I truly believe boundaries are what keep us thriving. They are almost like rules of engagement which are quite different from creative expression. I have nothing but respect for people who establish and make their boundaries known, whether I agree with them or not. I realize that acceptance means that I may have to tailor what I say or suppress certain sides of me in certain situations. I also recognize that anyone can argue “But you should be who you are at all times.” I think I am who I am at all times, but I pick and choose sides of me at the appropriate times. If I were to be the same person at all times, I would inevitably cross someone else’s boundaries, and personally, I do not want to go through life feeling like I am stepping on people along the way.
There plainly is an element of censorship when it comes to boundaries. It is not to say it is a bad thing, it is to say it’s a juggling act. Being aware of people’s boundaries is a game of sorts that we all play. We learn to understand them and abide by them, not because we are complacent passive people, but because we are taught to treat others with respect and acceptance.
We have emotional, spatial, physical and mental boundaries.
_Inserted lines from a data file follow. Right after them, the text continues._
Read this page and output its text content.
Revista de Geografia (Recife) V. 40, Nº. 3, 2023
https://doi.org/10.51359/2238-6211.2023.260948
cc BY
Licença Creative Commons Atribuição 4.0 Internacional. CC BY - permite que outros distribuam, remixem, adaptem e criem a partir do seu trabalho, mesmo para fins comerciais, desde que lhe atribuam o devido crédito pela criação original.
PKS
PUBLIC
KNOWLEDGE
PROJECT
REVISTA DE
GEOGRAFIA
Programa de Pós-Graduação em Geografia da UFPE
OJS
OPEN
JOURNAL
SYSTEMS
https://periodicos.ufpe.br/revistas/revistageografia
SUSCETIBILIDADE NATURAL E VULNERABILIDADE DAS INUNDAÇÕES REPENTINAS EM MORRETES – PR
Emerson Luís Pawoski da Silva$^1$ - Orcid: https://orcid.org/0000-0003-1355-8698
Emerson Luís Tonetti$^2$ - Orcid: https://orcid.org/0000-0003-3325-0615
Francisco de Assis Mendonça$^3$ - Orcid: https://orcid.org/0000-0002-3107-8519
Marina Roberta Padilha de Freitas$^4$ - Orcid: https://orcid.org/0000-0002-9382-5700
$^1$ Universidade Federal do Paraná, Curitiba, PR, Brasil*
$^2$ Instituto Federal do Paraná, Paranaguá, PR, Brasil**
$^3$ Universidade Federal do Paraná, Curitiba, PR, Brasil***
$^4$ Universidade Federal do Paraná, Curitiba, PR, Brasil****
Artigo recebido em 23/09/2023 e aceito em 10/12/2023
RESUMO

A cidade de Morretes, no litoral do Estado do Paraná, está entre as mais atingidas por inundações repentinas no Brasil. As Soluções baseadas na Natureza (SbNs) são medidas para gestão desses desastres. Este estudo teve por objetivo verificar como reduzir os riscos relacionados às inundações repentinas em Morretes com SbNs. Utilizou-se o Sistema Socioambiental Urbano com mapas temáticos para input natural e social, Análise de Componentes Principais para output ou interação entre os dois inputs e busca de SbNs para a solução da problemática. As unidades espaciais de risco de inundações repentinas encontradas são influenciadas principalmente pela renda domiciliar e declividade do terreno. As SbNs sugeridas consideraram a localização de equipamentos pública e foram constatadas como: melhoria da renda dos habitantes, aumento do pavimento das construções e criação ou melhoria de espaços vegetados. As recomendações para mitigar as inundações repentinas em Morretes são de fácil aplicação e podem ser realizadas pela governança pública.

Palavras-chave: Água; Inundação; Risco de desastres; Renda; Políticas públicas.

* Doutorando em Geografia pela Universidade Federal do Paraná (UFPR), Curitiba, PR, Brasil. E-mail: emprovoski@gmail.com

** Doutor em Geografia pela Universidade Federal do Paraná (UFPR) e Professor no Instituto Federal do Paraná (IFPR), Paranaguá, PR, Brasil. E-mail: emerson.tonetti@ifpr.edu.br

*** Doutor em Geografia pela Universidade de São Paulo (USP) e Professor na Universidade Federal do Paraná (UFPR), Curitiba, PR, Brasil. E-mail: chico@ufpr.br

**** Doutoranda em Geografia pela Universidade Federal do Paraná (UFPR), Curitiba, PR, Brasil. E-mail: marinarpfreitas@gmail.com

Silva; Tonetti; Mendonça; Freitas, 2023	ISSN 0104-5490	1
Sometimes we may find it uncomfortable to be around someone who has more lax boundaries, or the opposite, much more rigid boundaries. Sometimes we like being around people with such drastically different boundaries as it may even push us out of our comfort zones. When it comes to someone else’s boundaries, ultimately it is for us to accept or walk away.
When it comes to my writing mantra, I try to be as cognizant as I can of the tone. I strive to be creditable without being self- righteous. I strive to be open without being offensive. Being at the Lit Walk did challenge my mantra and thinking, both when it comes to my approach in life and my style of writing. There was something freeing not just in hearing what others were reading, but in the choice I had to go from venue to venue as I pleased. It reminds me of the constant ebbs and flows of friendships and relationships. Often they fade and flourish depending on boundaries. Sometimes I have to analyze my boundaries or those of others. Do they mesh? Do they clash? Do they even matter? Do I need to reevaluate my own from time to time? Absolutely.
I still stand by that boundaries are extremely important to set, but I also recognize that what may work one day may not work the next. Perhaps there is something to be said for being more open, vulnerable and even less filtered. I tend to write “safely”. I have set my own writing boundaries and I do balance that with those boundaries of other people.
I leave you with this… yes, boundaries are important. Actually they are necessary. When though do boundaries get in the way of what could be?